A guide to understanding the different parts of an inference all
After tinkering with Banana for a while you might hit the point where you want to get a better understanding of how inference calls work. Maybe you want to do some optimisations to make your calls faster or just want to know more out of curiosity. Regardless, this is the place for you.
There are two types of inference calls: calls with cold starts and calls with warm starts.
A cold start occurs when there are no instances running for a particular model. What this means is that instance needs to be started and the model weights need to be loaded into the GPU memory. The time this requires is call the cold start time.

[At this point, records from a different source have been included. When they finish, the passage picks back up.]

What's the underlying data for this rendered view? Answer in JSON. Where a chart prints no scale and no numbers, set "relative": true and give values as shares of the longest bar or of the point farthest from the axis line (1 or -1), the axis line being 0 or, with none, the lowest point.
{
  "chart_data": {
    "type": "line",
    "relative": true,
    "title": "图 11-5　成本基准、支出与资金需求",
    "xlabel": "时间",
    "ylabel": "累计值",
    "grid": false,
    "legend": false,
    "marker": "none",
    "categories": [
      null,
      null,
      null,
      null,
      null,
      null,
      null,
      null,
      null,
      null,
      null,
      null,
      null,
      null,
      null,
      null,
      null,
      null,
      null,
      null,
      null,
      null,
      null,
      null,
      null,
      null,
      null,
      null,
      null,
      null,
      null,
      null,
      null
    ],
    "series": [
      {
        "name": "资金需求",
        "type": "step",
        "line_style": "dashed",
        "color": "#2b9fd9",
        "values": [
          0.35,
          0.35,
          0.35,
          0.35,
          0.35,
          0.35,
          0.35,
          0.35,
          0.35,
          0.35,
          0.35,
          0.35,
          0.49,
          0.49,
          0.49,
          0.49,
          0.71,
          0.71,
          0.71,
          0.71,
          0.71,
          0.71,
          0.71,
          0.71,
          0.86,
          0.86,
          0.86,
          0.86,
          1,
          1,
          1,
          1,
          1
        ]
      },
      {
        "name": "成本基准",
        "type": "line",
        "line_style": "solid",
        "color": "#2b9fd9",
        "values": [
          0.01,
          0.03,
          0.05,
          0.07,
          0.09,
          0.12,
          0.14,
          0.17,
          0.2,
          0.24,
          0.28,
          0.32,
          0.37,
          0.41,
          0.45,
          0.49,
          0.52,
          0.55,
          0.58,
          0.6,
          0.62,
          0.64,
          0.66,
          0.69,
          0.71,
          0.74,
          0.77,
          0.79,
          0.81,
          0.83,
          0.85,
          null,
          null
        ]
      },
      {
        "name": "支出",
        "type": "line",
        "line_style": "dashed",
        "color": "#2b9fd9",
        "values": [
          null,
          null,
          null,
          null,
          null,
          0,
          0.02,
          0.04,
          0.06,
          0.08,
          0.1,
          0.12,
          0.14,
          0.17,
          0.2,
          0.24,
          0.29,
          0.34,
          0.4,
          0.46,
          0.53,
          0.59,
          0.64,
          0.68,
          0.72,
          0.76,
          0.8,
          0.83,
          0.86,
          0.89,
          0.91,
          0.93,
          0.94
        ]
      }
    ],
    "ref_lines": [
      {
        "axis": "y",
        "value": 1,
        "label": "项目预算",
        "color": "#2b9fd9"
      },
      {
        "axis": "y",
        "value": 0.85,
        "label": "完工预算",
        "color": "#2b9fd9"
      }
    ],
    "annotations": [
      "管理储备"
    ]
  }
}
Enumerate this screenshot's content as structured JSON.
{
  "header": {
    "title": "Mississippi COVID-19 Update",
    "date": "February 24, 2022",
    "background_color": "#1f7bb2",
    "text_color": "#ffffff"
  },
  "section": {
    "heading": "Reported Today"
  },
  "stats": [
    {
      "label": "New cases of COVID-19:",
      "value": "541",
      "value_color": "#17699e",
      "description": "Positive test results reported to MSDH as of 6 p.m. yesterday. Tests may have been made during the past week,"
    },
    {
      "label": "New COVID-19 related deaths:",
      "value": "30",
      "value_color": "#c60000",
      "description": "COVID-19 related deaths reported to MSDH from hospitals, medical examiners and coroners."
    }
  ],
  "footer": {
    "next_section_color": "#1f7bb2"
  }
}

After the result from your inference task has returned. Your model has what's called an idle timeout. Essentially, after completing a task, your model waits for for an X amount of seconds for a new task to arrive. If a new task arrives within this time, you'll have a call with a warm start. If not, the instances is shut down.
A warm start occurs when there is a running instance and the model is loaded into GPU memory. This happens in two cases:
- 1.You have a model that just finished an inference and is now in the idle timeout
- 2.You have an always on replica that isn't doing an inference job
The main difference is that you save time by not having to start an instance and load the model into memory. But note that running an instance warm increases your billable GPU time.
There are several things you can tweak to make your inferences faster. Let's go through some of them.
- 1.The green sections tend to become a slower when networking is a bottleneck. This is especially the case for models like whisper, where you usually send larger audio files to the model. To mitigate this we recommend storing the actual data in a storage bucket, like S3. Send the url in the payload and then download the audio file in the inference function.
- 2.Banana has a few in-house technologies to reduce the time of cold starts. Most notably model optimisations and Turboboot. Also, note that model size does matter. A smaller model is simply faster to load to memory than a bigger.
- 3.The inference time itself is something you have 100% control over. There are many open source tools that you can leverage to make your model as fast as possible. A few examples would be TensorRT and SafeTensors.